Dat is nogal wat, voor een fenomeen dat je met recht het dominante programmaformat van deze tijd kunt noemen. Op de Nederlandse publieke zenders en op RTL 4 (veel verder zappen wij thuis niet) hoor je ’s avonds vooral mensen in het Nederlands tegen elkaar praten. Dat valt op als je je in een hoek van de kamer op een boek probeert te concentreren: met Deens pratende mensen op tv lukt dat prima, met Duits, Frans of Engels ook, maar pratende Nederlanders leiden enorm af. 

Het zijn er veel, vindt ook hoogleraar Irene Costera Meijer. “Eerst waren ze er alleen door de week, nu ook in het weekend.” Ook in de zomer praten ze tegenwoordig door. Uit de alomtegenwoordigheid kun je afleiden dat de formule werkt, in ieder geval volgens de programmamakers zelf. “Ze doen wat ze beogen,” zegt Costera Meijer. Dat is, denk ik: onderhoudend praten over de actualiteit. Spraakmakend met elkaar praten (wat doet denken aan een perpetuum mobile). Misschien zijn ze niet bedoeld om er wijzer van te worden. 

Wopke Hoekstra heeft helemaal niet zo’n leuke avond, te gast bij De Vooravond. Hij wordt kritisch ondervraagd door het formidabel gekapte presentatieduo Fidan Ekiz en Renze Klamer. De andere gasten zijn advocaat Natacha Harlequin, politiek verslaggever Albert Bos en Défano Holwijn, vertegenwoordiger van ‘de jongeren’. Vanaf de tweede ring tekent Gerard Joling protest aan: waarom het maar steeds niet over Gerard Joling gaat. 
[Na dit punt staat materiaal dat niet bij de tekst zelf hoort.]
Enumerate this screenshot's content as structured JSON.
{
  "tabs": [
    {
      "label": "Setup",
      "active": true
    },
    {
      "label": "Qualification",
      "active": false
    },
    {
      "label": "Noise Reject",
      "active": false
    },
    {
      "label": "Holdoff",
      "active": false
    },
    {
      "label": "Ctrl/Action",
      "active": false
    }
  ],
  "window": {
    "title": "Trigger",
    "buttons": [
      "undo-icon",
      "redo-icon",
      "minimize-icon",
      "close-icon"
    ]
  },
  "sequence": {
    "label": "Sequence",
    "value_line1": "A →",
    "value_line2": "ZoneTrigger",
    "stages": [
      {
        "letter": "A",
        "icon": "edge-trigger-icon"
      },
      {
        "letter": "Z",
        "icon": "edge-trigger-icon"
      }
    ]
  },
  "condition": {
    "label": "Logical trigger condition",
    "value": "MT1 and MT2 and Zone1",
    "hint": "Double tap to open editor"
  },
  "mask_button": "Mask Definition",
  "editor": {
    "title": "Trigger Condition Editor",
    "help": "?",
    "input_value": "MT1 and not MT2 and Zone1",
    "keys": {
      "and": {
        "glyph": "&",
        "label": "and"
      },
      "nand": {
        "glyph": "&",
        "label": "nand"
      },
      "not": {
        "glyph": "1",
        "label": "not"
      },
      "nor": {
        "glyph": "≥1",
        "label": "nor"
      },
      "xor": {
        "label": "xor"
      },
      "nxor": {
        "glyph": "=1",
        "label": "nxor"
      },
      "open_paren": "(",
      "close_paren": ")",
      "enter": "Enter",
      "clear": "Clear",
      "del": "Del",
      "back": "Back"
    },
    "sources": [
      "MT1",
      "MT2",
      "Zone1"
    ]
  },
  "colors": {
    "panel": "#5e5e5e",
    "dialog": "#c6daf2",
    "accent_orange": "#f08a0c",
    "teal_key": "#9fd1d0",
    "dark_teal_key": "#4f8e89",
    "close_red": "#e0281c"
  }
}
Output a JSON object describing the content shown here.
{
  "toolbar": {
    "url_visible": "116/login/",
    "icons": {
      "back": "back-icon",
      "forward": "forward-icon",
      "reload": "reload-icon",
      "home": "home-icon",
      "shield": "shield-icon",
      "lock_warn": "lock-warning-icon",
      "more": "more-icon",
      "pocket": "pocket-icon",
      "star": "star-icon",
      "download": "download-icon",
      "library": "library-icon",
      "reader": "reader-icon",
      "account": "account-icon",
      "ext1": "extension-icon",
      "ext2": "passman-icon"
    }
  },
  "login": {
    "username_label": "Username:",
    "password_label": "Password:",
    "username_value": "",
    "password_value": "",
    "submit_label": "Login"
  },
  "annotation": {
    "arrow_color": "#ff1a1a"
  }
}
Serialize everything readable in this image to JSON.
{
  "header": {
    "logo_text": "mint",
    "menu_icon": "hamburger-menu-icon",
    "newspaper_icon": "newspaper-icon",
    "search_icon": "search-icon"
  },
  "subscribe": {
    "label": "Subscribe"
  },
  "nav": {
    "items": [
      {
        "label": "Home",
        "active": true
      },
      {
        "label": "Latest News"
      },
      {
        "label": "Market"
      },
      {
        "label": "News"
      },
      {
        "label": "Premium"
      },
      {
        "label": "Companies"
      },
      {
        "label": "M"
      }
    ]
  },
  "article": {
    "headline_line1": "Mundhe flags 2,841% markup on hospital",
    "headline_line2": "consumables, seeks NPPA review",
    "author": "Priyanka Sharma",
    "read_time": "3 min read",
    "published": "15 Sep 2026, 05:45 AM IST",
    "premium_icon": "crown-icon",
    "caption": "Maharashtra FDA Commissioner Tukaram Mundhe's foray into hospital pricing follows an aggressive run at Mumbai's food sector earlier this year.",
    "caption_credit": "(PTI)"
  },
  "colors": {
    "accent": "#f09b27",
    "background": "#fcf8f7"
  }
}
De toeslagenaffaire is eigenlijk kut voor de gedupeerden, zegt Défano Holwijn tegen Hoekstra. Het rondje met Sven Kramer in Thialf was ook nogal een scheve schaats. “Ik heb daar niet goed over nagedacht,” zegt Hoekstra. “Dat is het eerlijke antwoord, Stefano.”

“Défano,” zegt Holwijn. 

Alle aanwezigen kijken naar Hoekstra als ouderejaars studenten naar een spartelende feut. Aan de vraag welke rol sport speelt in Hoekstra’s leven komen ze niet meer toe.